“Nous sommes la dernière famille qui fabrique des navires et des bateaux en bois en Syrie”, a déclaré l’homme de 39 ans sur les rives de l’île d’Arwad, près de la ville de Tartous.
“C’est l’héritage de nos ancêtres… Nous nous battons chaque jour pour le préserver.”
Située à environ trois kilomètres de la côte, Arwad est la seule île habitée de Syrie et un havre de paix dans un pays déchiré par 11 ans de guerre.
Des centaines de travailleurs, d’habitants et de visiteurs s’y rendent chaque jour dans des bateaux en bois, pour la plupart construits par la famille Bahlawan.
Mais la demande pour un artisanat qui remonte à l’époque phénicienne antique a chuté à peu près.
Les huit membres de la famille Bahlawan se partagent désormais le travail, fabriquant des bateaux pour les pêcheurs, les centres de villégiature et le transport de passagers.
La tradition de construire et de réparer des bateaux en bois est dans leur famille depuis des centaines d’années.
De longues coupures de courant dues à des années de conflit empêchent Bahlawan d’utiliser son équipement électrique.
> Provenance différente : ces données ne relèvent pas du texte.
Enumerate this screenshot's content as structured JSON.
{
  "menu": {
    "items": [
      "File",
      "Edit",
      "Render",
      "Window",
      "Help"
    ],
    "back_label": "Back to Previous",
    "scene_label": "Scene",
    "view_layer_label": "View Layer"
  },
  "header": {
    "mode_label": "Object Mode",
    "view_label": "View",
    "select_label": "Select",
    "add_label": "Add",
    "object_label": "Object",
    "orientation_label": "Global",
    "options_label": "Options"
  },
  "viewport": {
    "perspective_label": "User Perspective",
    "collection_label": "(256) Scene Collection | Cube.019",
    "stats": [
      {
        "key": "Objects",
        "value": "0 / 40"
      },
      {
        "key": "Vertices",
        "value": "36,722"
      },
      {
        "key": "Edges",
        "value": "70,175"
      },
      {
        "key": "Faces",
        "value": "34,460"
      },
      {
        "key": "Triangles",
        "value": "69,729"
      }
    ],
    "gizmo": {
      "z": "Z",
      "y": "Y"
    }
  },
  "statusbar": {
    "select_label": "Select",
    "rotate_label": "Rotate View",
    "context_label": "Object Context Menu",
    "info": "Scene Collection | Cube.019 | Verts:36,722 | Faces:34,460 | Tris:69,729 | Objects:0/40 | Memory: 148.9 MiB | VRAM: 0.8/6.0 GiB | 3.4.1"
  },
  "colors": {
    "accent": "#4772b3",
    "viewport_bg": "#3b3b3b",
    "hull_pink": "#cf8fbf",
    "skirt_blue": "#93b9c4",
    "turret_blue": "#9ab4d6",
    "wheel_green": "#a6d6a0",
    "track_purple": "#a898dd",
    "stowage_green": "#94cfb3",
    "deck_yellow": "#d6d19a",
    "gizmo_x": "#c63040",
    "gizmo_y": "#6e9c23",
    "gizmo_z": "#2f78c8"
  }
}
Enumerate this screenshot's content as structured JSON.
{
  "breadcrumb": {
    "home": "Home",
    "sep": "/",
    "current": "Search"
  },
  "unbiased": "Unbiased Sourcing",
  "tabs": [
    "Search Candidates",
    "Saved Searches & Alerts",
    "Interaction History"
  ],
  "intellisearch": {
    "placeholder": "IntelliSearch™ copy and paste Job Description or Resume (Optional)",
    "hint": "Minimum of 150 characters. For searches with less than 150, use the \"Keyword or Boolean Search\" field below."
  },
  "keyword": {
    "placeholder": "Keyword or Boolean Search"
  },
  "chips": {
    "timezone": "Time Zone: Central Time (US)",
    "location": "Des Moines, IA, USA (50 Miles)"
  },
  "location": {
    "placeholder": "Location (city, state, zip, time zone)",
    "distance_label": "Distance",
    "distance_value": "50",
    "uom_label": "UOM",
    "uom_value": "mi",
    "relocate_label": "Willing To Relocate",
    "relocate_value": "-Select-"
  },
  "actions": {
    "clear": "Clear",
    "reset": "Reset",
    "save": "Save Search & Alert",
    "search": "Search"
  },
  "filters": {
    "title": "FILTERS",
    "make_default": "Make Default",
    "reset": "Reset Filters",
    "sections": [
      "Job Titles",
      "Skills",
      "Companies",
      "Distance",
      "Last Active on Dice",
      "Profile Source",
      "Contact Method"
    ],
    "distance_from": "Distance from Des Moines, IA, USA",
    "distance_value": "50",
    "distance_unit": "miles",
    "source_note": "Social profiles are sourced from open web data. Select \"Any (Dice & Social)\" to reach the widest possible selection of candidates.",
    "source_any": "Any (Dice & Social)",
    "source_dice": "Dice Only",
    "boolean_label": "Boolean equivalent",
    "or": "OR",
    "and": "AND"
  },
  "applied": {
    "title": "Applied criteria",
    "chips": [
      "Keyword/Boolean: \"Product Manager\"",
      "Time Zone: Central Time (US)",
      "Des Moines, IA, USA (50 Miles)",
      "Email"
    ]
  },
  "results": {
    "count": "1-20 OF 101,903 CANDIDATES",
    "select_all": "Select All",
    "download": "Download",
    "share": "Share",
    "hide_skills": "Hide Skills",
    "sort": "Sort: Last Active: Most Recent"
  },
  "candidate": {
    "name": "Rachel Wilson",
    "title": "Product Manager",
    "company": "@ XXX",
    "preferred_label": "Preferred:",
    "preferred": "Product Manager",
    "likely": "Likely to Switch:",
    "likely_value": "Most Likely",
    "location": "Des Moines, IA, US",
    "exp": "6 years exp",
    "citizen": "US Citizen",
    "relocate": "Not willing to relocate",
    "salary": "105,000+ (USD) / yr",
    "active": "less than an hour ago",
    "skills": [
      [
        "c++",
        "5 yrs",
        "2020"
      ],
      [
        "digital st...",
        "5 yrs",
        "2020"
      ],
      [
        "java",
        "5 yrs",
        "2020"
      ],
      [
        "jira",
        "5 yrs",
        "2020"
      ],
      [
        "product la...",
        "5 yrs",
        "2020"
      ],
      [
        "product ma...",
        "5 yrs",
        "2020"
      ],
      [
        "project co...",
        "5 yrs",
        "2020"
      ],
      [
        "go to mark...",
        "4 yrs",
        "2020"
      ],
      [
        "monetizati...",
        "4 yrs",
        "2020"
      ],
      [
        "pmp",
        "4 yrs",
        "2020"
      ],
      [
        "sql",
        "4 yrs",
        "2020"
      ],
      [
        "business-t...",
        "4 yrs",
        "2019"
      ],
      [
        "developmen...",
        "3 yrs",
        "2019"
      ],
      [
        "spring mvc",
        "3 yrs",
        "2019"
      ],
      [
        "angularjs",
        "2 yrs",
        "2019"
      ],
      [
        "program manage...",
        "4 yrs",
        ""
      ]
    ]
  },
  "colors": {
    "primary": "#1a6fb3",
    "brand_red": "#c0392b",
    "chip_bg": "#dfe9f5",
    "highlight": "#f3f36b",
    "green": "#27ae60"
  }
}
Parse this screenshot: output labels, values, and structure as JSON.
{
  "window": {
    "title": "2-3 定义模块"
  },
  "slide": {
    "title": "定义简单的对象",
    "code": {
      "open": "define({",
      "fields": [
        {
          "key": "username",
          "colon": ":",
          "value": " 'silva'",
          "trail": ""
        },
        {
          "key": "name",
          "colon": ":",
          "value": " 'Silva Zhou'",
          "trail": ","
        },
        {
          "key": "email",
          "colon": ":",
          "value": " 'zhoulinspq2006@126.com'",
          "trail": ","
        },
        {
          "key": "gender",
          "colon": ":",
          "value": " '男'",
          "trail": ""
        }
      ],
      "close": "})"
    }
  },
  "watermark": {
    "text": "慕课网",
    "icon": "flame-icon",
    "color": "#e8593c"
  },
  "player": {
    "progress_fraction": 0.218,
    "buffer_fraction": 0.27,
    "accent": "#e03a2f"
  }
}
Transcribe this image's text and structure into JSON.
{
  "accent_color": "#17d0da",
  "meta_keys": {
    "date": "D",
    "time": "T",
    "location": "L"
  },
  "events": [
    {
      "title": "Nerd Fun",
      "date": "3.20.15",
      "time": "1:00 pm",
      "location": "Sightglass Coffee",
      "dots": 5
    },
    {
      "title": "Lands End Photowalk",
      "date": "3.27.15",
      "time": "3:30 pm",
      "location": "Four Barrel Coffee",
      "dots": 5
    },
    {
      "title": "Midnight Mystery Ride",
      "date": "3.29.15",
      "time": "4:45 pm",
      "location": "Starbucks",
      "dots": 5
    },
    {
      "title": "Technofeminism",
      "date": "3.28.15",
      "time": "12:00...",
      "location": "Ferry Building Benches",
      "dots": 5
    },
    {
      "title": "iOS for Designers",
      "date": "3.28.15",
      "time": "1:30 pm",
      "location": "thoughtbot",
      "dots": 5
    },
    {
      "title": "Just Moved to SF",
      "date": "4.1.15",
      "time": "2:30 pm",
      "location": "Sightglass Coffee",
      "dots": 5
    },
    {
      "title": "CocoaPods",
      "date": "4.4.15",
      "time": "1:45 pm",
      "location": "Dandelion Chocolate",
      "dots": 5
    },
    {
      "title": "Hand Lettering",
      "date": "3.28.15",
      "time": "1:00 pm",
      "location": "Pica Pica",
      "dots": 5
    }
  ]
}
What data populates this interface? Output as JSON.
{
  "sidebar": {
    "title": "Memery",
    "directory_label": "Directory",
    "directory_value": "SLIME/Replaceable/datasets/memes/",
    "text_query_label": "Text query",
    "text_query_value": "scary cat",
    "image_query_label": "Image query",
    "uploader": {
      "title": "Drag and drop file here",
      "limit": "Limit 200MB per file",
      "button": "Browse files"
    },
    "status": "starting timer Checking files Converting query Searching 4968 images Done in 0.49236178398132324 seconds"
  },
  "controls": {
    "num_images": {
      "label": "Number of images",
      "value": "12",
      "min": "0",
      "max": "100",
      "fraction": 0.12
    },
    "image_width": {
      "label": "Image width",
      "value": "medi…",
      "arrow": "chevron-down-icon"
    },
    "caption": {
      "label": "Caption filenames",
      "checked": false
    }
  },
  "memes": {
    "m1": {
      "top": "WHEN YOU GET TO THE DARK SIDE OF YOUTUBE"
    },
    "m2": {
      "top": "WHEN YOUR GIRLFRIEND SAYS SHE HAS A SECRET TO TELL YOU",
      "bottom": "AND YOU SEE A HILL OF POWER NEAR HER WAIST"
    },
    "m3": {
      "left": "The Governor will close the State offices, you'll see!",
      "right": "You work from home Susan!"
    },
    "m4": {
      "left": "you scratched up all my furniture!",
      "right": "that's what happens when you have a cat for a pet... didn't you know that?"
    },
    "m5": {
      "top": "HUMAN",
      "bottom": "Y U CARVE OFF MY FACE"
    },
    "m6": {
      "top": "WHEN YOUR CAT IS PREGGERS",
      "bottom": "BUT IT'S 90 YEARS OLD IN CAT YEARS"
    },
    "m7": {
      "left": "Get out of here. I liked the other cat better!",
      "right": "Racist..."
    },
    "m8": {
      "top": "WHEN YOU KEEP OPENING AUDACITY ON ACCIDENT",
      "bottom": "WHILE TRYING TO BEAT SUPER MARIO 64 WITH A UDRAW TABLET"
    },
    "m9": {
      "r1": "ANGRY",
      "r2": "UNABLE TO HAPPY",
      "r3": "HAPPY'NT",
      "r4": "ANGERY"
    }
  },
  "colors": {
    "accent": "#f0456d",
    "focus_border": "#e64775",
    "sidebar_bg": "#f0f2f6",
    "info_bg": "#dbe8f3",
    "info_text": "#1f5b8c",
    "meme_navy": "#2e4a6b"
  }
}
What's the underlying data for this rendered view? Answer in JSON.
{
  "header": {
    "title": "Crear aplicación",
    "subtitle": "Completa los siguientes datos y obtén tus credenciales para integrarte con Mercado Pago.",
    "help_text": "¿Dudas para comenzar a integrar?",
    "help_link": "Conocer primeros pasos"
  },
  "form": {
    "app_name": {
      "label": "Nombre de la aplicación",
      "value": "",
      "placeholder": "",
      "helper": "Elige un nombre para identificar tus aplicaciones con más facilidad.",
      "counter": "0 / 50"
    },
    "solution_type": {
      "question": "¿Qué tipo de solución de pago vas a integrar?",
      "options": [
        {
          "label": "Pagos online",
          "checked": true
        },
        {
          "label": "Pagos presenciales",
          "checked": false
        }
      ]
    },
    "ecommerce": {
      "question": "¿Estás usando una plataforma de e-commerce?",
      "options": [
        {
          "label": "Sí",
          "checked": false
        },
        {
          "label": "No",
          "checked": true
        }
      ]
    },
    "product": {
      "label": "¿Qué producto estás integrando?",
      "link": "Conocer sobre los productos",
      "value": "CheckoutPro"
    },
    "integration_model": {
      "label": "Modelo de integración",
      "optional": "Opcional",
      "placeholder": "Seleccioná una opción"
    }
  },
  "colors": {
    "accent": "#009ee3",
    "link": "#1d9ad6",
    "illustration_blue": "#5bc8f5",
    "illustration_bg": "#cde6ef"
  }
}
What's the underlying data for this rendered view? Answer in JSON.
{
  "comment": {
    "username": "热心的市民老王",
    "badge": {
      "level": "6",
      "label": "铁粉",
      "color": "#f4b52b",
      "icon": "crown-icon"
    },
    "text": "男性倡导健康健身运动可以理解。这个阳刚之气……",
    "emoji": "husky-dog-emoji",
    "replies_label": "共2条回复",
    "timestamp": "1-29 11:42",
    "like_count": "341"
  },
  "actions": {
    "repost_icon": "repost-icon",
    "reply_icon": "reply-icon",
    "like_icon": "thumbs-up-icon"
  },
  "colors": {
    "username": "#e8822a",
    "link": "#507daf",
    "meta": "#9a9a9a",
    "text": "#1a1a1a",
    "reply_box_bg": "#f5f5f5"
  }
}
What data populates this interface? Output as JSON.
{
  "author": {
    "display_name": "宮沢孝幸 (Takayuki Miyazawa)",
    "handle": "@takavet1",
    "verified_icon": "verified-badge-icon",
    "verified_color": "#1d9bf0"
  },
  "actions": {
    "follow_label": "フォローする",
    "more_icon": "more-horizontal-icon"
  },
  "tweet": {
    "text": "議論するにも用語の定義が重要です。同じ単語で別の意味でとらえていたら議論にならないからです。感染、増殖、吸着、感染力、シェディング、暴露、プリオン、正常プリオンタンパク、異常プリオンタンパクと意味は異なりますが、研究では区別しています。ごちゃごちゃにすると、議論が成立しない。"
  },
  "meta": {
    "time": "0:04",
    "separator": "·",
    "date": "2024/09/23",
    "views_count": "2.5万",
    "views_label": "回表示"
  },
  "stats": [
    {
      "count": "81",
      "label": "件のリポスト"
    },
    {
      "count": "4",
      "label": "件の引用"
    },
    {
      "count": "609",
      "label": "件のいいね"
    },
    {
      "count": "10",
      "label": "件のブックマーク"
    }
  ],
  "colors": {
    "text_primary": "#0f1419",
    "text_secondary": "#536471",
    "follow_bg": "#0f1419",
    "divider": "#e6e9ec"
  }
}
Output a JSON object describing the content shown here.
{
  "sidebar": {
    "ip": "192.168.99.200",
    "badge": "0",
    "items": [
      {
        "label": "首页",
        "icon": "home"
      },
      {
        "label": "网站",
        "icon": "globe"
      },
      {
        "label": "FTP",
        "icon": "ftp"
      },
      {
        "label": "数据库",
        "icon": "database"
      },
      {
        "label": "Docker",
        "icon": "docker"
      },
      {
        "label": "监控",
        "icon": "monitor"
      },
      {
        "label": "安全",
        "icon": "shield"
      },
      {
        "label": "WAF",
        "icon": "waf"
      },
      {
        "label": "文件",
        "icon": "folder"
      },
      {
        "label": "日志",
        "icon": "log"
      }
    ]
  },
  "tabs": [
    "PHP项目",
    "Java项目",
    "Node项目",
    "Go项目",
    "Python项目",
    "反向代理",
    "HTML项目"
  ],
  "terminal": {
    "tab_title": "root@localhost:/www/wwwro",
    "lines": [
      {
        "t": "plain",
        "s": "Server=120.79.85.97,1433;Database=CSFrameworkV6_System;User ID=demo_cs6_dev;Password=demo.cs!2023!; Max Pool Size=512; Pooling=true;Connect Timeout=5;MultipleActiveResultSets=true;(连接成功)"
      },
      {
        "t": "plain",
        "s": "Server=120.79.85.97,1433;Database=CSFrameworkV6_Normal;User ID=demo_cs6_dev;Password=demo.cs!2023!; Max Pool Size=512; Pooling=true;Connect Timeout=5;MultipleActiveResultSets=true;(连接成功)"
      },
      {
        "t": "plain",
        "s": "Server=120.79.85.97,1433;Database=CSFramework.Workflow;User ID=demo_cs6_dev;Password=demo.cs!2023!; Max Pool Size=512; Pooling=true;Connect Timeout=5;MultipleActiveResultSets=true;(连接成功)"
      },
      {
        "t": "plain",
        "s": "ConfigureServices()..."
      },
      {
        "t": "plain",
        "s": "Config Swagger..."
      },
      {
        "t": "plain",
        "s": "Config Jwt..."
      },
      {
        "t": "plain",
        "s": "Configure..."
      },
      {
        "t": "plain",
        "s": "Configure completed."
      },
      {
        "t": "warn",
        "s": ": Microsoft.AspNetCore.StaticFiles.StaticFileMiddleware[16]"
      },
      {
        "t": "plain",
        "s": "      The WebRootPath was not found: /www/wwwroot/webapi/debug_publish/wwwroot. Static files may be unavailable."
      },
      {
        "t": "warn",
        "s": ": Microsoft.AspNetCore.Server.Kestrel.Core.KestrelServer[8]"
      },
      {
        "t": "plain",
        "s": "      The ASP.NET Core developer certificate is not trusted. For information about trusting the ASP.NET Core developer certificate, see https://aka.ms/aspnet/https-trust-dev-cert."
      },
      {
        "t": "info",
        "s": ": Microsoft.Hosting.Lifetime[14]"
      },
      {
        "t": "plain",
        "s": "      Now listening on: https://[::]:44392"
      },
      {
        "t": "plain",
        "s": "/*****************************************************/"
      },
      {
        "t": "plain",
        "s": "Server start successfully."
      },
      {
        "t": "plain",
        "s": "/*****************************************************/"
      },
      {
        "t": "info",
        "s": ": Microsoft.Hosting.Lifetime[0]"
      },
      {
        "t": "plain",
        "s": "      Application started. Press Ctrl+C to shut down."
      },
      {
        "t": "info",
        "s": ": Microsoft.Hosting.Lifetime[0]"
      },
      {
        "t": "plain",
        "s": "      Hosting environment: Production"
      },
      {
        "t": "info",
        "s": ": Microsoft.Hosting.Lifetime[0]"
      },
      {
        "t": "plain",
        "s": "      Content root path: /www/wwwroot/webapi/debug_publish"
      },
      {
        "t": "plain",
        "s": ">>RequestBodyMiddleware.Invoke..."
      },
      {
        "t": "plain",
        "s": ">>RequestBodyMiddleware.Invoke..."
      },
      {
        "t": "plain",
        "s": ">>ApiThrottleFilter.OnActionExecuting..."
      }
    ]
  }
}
Au lieu de cela, il travaille avec les outils manuels de son grand-père, lissant le bois à la main plutôt qu’avec un rabot électrique.
“C’est une tâche difficile”, a-t-il déclaré, se tenant à l’intérieur de la coque d’un bateau et tapotant soigneusement chaque clou.
Il se dirige tous les jours vers son petit atelier à ciel ouvert près de la plage, malgré la faible demande et les moyens modestes.
“Nous faisons de notre mieux pour surmonter les difficultés”, a déclaré Bahlawan, le visage couvert de sueur et de copeaux de bois sporadiques.
La construction de bateaux est une tradition villageoise depuis l’époque phénicienne, a déclaré Noureddine Suleiman, qui dirige la municipalité d’Arwad.
Dans le passé, la majorité des habitants d’Arwad étaient des constructeurs de bateaux, a-t-il déclaré.
“Aujourd’hui, il ne reste que la famille Bahlawan”, a-t-il déclaré.
Il y a des milliers d’années, les Phéniciens, réputés pour leur construction de navires et de bateaux, ont jeté les bases de la navigation maritime.
Les marins et les commerçants qualifiés parcouraient les mers, apportant leurs connaissances, leur savoir-faire et leur alphabet à d’autres parties de la Méditerranée.
Mais la fabrication traditionnelle de bateaux risque désormais de disparaître complètement, a averti Suleiman, à mesure que les jeunes émigrent ou recherchent un travail plus facile et plus rentable.
Farouk Bahlawan, l’oncle de Khaled, a déclaré que sa famille avait conservé la forme et la structure originales des anciens bateaux phéniciens, avec quelques modifications.
“Nous fabriquons principalement des navires à partir de bois d’eucalyptus et de mûrier des forêts de Tartous”, explique cet homme de 54 ans, un menuisier qualifié.
De jeunes enfants jouaient à cache-cache dans les coques des bateaux de l’atelier, tandis qu’un vieil homme fumait à l’ombre d’un grand navire.
A proximité, plus de 40 bateaux en bois étaient amarrés au port d’Arwad.
“Nous fabriquions chaque année quatre grands navires et plusieurs bateaux que nous exportions vers Chypre, la Turquie et le Liban”, a déclaré Farouk Bahlawan.
“Cette année, nous n’avons travaillé que sur un seul navire, et il reste encore beaucoup de travail à faire avant qu’il ne soit terminé.”
Il regarda la plage où les enfants couraient dans le sable.
“Nous devons continuer ce voyage”, a-t-il dit, la voix pleine d’émotion. “Nous portons une responsabilité historique sur nos épaules.”